In 1939, Abbott wrote a manifesto of sorts about the intrinsic role of photography in elucidating the principles of science. It took nearly two decades before she found an outlet at MIT, where the newly formed Physical Sciences Study Committee (PSSC) employed her and gave her a space to work. When Abbott approached Doubleday about a book on her science photographs, the publisher put her in touch with E. B. Little at MIT. Little, a photography enthusiast himself, served on the PSSC committee, organized at MIT in 1956 to reform physics education in American high schools. Abbott made the trek to Cambridge in a snowstorm to meet with Little and pitch her idea, and was hired on the spot.

In 1958, with Russia’s Sputnik looming in America’s immediate memory, Abbott began intensive work to illustrate the principles of physics for a new generation. Her photographs, created in an MIT lab in Watertown and her New York studio, formed the basis of the Image of Physics textbook, brochures, lab guides, and films, and were subsequently seen in a national exhibition toured in the 1960s by the Smithsonian Traveling Exhibition Service (SITES). The current installation is drawn from the collection of Ronald A. Kurtz, a gift to the museum, and includes an original set of the thirty-two enlarged and mounted photographs that comprised the SITES exhibition, as well as Abbott’s early prints of scientific phenomena.

The installation includes wonderful artifacts—reproductions of original wall labels written by critic and Photo League activist Elizabeth McCausland in collaboration with other PSSC scientists, and a pair of road-weary wooden exhibition crates with labels identifying the sender and the shipping cost (.50 cents per pound). It is deep in archival material, including a wall of the widely distributed PSSC physics textbook translated into every imaginable language. There are numerous examples of innovation, as Abbott built contraptions for lighting, design-ed a unisex field jacket for photographers, perfected the technique of shooting ripple tanks by applying the principles of Man Ray’s photogram, hovered above the experiments on ladders, and generally solved an endless stream of problems on how to visualize the laws of physics.

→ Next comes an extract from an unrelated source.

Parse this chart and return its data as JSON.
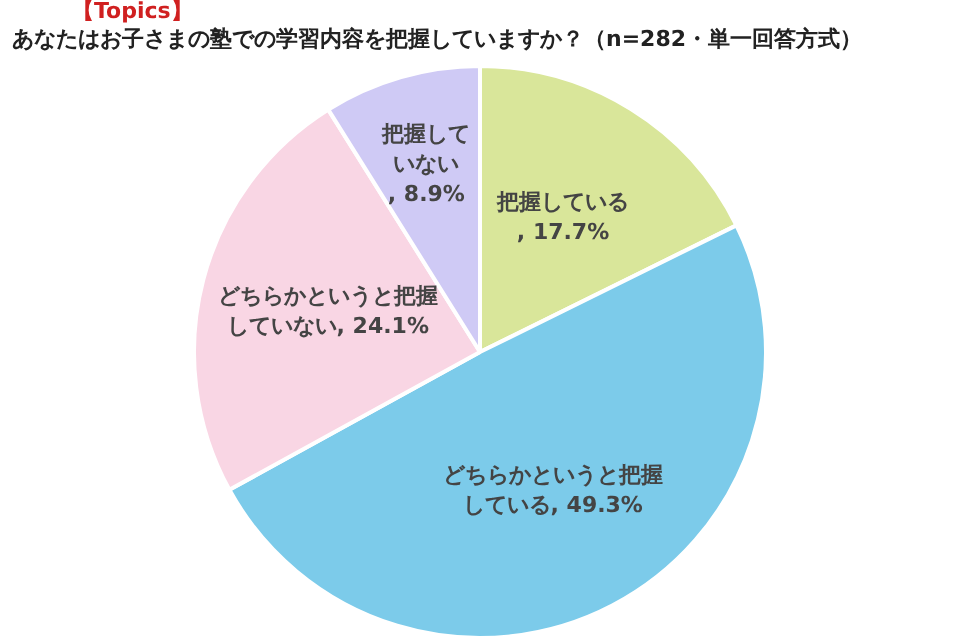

The printed matter shown here, including an enlarged manifesto she’d written while living in New York City while trying to generate support for her early science work, is critical in conveying not only Abbott’s pioneering work but her ability to comprehend the pure exchange of science and photography, one discipline informing another. “There is an essential unity,” she wrote, “between photography, science’s child, and science, the parent.”

Abbott set out to make science poetic, captivating, and alarmingly beautiful. Her images bring evidence of the supreme grace and physical potential of scientific inquiry, illuminated in the elegant arc of a bouncing golf ball, the geometry of momentum, and the terrifying force of a radiating wave pattern.